Pens, school bags and books
Parents and relatives mourning the death of their children are still reeling from that deadly massacre. They recall their children's conversations with them, their memories and looking at their belongings, including uniforms, pens, school bags and books.
Ajoon Khan told DW: "That day, I was informed by my cousin about the school under attack and everyone was searching for their children. I rushed to the school where ambulance sirens were blaring all around. I was asked to go to hospitals to search for my son, among the dead bodies."
"Hours passed, the sun had set, and it was dark, and I was still searching for my son inside the two main hospitals, Lady Reading hospital and Combined Military Hospital. Hopes of Khan's survival were raised when I could not find the body initially and I was praying all the time," he continued.
"Then I got the desperate message from my cousin, 'We have found Khan's body. He is no more.' I was shaken and broken, and I felt as if it was the end of the world."
Eight gunmen stormed inside the school and started firing indiscriminately with automatic weapons, entering the classrooms and main auditoriums, and setting off heavy explosives.
"I was told that my son's head was opened and later stitched… I could not look at him, it was unbearable for me. We lowered his wooden coffin with his uniform entirely soaked in blood and buried his motorbike keys along with him," Khan said. "The only thing we kept from his pocket was his pen."
'Short-lived' reconciliation process
Ajoon was speaking from her home in Peshawar, a sprawling gritty metropolis in the northwestern province of Khyber Pakhtunkhwa, bordering Afghanistan and where millions have been affected by the militant violence.
"We used to call Asfand 'Sonu' — his nickname — and he said my recognition is my real name. A week before the incident he said to me, 'Mama one day people will recognize me with my name Asfand' and I now realize he was right," Asfand's mother explained.
Since the Peshawar school attack, analysts believe the country's counterterrorism posture has significantly changed its trajectory to curb militancy through drastic measures and launching all over assaults against TTP in the past few years.
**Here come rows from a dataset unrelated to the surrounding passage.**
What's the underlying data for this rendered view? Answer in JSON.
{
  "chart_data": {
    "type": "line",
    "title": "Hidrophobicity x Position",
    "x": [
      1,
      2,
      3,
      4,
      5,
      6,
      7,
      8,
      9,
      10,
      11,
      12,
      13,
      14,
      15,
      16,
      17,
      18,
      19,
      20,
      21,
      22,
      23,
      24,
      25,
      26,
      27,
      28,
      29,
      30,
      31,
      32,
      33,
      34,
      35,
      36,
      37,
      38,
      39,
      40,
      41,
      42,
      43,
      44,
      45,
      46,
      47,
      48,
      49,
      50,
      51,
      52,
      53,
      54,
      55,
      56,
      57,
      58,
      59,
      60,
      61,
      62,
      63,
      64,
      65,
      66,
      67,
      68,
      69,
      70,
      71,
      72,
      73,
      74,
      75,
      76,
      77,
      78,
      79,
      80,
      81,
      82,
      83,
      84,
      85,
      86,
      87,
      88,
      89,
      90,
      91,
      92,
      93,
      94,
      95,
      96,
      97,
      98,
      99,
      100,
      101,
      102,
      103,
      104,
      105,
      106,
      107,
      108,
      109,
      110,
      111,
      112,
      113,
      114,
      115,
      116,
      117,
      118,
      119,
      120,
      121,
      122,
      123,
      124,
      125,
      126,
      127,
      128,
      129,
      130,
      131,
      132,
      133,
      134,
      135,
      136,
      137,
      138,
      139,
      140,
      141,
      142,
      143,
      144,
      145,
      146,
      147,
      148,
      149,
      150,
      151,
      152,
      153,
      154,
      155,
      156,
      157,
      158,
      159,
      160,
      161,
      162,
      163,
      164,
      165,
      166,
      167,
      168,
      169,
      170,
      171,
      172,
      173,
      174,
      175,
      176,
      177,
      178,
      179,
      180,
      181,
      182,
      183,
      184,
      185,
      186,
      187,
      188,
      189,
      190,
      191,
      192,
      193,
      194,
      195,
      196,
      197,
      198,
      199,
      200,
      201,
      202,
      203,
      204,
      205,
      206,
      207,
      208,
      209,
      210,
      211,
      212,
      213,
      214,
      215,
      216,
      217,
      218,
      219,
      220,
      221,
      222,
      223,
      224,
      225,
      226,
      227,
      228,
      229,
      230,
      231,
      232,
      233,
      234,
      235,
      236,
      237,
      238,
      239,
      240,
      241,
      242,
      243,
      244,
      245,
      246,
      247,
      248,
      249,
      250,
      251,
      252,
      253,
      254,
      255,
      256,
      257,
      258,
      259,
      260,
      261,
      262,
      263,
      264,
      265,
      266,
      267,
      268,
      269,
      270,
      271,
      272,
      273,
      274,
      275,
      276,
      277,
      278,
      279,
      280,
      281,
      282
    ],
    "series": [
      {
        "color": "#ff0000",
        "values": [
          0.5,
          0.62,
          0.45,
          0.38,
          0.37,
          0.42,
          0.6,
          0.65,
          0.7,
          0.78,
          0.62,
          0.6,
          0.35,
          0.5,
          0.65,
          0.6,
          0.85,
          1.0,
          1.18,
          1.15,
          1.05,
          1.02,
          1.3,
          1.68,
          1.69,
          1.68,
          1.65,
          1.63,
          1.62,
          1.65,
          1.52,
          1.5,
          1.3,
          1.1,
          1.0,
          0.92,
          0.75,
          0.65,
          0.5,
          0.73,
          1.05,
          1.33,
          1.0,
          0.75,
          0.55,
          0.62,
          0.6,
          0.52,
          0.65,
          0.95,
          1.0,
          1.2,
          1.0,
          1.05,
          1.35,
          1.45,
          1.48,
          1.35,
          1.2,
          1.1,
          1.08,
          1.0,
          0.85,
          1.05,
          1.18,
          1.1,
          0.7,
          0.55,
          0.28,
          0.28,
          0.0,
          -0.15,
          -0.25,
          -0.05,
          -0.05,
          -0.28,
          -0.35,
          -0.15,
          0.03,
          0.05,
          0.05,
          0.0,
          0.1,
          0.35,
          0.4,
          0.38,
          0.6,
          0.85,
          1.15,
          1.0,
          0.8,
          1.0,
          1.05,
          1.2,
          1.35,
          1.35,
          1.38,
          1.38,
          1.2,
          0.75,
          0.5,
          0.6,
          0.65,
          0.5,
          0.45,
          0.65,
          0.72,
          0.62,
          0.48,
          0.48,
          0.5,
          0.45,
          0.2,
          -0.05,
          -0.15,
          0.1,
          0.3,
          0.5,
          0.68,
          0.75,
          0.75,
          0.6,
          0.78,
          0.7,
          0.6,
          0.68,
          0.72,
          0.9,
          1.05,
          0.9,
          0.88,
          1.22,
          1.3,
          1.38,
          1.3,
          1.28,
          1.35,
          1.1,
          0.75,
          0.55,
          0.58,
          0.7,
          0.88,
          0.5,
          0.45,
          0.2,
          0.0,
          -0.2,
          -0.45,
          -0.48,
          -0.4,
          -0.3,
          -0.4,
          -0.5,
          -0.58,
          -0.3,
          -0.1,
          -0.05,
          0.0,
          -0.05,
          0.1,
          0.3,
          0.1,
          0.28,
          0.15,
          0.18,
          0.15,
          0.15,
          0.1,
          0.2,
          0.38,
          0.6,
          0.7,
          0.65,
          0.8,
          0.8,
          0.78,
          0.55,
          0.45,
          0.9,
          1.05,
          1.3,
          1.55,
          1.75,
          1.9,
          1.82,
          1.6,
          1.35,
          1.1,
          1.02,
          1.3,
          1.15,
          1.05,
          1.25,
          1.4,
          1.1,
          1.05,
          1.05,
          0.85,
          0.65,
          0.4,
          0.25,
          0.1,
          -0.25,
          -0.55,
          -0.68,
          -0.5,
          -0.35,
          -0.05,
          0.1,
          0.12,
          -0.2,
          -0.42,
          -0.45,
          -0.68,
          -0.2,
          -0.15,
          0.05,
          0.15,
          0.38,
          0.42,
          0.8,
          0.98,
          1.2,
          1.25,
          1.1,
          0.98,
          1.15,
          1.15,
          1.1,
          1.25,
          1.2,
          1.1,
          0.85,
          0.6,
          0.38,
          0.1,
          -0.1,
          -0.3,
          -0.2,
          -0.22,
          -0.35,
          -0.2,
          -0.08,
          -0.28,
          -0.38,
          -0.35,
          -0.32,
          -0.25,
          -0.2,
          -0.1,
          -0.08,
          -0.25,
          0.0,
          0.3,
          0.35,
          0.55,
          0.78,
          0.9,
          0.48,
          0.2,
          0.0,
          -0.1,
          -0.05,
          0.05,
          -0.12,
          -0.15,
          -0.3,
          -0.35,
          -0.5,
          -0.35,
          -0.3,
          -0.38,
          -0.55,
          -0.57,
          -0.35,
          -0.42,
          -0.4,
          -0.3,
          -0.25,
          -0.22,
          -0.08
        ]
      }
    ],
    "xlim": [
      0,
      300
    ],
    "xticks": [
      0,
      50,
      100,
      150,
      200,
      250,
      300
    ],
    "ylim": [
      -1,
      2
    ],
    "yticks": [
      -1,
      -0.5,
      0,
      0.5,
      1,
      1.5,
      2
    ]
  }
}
"Now any pardons given to TTP would have undermined those commitments, and the conducted peace talks will impact the overall counterterrorism narrative that the state claims to hold firm. The initiation of the reconciliation process with TTP was bound to be short-lived," Saman Rizwan, an Islamabad-based policy research analyst, told DW.
"Expecting the militant group to surrender its only legitimate tool of violence is an overstretch. The history of violence associated with TTP is enough to acknowledge the underlying motivations of the group," she said.
Still awaiting justice
The families of the children are still awaiting justice and their case has been pending in the Supreme Court.
Dost Muhammad, who lost his 14-year-old son Asad Aziz that December day, told DW: "I saw the news on the television and rushed to the school. Our case against the brutality is pending in the courts and our government is negotiating with them. They could not feel our pain and suffering."
"The tragedy was so terrifying that schools remained closed for nearly a month across the entire Khyber Pakhtunkhwa province. People were terrified and parents preferred to keep their children at home and even I was reluctant to send my children to the school," Muhammad recalled.
'He was a shining star - but he left us'
After the school attack, the most comprehensive military operation against the militant group was carried out, which significantly reduced their capacity to launch attacks in Pakistan.
"I miss my Asfand," said Ajoon. "Whenever I saw his cousins, class fellows and friends in the family functions. They are all grown-up men now. He was a shining star and brilliant student but he left us."